Dutch football administrator

Just Spee (born 12 January 1965) is a Dutch football administrator. Since 17 December 2019 he serves as President of the Royal Netherlands Football Association (KNVB).

== Background and career ==
Just Spee was born in Haarlem on 12 January 1965. After his Master Business/Managerial Econometrics at the Vrije Universiteit (Free University of Amsterdam), he started working in business. Spee has worked as a manager at companies such as Procter & Gamble, Philips, Rothmans and Alvarez & Marsal. In 2012 Spee became CEO of Endemol, the biggest independent TV producer in the world. Hereafter, Spee became CEO at Stage Entertainment. Just Spee is a member of the Supervisory Boards of various companies and civil society organizations such as the OLVG hospital (Amsterdam) and UNICEF Netherlands. Furthermore, he was a mentor for Future Female Leaders.

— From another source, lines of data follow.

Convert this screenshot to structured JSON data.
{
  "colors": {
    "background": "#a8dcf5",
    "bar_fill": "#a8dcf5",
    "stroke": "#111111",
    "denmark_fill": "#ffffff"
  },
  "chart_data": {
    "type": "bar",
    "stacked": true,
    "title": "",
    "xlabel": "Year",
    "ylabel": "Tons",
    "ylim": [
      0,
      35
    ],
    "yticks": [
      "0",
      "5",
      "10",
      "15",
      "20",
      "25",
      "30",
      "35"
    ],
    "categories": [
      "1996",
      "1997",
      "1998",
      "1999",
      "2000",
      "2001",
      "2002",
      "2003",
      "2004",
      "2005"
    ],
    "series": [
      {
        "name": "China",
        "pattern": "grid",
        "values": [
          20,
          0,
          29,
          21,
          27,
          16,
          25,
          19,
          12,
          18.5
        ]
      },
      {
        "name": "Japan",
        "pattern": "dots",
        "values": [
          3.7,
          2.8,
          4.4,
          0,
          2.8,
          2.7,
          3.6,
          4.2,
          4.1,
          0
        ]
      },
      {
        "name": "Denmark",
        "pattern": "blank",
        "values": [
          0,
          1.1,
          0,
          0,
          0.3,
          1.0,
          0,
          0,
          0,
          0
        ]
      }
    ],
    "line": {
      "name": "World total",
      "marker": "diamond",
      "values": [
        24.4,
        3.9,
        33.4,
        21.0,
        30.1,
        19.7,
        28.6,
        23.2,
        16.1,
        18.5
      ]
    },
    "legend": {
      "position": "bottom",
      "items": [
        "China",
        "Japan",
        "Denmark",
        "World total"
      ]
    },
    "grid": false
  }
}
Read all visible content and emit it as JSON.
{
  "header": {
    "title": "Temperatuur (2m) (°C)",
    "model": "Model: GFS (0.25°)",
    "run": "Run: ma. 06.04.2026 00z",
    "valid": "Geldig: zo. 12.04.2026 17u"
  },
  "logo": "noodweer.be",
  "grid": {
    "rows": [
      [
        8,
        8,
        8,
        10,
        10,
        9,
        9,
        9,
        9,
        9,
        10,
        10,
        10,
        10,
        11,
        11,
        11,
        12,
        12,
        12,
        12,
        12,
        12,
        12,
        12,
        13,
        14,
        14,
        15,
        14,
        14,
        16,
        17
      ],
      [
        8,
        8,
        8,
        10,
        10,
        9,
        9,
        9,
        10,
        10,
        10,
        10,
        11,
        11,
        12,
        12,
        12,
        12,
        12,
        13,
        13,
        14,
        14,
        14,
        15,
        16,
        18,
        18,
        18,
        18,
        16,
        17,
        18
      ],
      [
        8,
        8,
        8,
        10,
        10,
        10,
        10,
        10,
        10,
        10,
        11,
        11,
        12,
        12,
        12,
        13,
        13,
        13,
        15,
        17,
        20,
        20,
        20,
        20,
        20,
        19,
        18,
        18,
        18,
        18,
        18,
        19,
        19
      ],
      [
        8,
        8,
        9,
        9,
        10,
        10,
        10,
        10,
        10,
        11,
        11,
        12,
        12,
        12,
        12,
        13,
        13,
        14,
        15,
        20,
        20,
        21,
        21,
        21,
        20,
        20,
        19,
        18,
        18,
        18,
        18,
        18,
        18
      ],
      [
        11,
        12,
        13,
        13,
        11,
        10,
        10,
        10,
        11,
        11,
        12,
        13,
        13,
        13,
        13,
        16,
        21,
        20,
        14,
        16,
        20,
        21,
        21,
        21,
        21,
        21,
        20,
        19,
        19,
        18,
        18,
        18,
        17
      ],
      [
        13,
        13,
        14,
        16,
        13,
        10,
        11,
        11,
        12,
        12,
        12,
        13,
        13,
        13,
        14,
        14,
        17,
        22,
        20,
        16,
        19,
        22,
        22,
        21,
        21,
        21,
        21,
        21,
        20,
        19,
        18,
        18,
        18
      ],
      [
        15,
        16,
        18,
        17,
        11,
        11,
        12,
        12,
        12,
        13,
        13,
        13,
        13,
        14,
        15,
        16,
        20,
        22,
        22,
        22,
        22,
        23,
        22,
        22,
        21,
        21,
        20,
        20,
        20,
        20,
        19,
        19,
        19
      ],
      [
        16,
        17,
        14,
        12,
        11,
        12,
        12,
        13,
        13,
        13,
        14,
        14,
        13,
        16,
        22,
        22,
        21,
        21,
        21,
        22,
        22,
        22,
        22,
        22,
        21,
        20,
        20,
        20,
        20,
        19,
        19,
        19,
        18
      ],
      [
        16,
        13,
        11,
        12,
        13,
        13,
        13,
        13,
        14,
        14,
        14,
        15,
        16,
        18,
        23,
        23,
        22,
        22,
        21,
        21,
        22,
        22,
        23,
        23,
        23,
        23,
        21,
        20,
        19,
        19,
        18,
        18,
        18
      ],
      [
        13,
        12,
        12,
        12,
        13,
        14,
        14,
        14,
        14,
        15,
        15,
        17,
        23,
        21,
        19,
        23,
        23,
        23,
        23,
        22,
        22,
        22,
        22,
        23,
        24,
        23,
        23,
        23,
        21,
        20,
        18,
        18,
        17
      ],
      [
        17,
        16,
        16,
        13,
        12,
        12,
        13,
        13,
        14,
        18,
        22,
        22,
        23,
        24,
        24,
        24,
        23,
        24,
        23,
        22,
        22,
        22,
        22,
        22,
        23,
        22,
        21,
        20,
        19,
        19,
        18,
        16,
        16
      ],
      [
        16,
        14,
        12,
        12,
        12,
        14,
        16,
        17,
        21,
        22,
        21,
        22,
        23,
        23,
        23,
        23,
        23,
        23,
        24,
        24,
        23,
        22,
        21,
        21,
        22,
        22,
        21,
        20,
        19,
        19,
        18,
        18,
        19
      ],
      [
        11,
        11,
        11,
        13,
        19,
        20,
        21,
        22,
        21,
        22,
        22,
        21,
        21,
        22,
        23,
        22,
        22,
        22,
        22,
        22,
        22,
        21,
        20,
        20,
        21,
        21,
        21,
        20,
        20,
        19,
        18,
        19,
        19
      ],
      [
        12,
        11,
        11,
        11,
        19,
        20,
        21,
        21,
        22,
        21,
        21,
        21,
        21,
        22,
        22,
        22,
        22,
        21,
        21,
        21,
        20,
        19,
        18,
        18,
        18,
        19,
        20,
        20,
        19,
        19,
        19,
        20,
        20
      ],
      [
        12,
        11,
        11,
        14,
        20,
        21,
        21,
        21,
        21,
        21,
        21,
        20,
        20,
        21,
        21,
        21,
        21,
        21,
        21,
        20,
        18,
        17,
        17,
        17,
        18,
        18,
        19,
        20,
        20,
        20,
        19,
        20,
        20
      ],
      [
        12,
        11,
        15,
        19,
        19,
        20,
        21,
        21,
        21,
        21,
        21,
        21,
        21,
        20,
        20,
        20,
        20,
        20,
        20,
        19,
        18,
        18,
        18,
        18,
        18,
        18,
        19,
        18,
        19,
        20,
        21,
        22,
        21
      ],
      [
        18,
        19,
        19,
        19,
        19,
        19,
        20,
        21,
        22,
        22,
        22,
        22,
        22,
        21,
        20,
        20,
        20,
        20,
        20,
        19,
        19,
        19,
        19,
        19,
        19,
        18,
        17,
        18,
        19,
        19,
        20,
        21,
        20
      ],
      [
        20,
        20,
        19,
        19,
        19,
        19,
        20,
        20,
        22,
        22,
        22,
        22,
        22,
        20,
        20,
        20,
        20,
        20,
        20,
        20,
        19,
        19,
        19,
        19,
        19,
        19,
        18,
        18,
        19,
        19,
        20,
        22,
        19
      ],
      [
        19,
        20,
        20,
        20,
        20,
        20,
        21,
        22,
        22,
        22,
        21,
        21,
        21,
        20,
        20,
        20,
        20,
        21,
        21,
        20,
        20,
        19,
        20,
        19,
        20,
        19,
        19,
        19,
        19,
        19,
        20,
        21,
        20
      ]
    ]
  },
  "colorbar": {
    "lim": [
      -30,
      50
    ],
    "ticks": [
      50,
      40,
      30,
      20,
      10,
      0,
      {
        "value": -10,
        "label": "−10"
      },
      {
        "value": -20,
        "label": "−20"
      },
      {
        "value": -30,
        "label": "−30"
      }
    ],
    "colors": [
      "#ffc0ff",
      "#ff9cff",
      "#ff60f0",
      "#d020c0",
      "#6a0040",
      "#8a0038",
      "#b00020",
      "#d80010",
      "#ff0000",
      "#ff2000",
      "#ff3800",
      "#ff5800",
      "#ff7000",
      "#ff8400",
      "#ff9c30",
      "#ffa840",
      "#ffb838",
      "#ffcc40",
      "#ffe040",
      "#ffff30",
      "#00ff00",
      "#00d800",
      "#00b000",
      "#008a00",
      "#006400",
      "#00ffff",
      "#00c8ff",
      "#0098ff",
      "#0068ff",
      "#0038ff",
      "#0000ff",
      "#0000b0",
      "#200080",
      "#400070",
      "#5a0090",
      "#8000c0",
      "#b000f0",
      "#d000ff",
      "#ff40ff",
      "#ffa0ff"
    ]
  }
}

=== Career in football ===
Just Spee played football at the Royal Haarlem Football Club (Koninklijke HFC). Later he became a member of the board of this football club. Spee had already come into contact with football during his career in business as a member of the Supervisory Board of the Eredivisie Media & Marketing CV. At the end of May 2019, Spee was elected as President of the KNVB. In December 2019 he officially took office as the successor of Michael van Praag.

Spee was elected as a member of the Executive Committee, the highest executive organ of UEFA, in April 2021.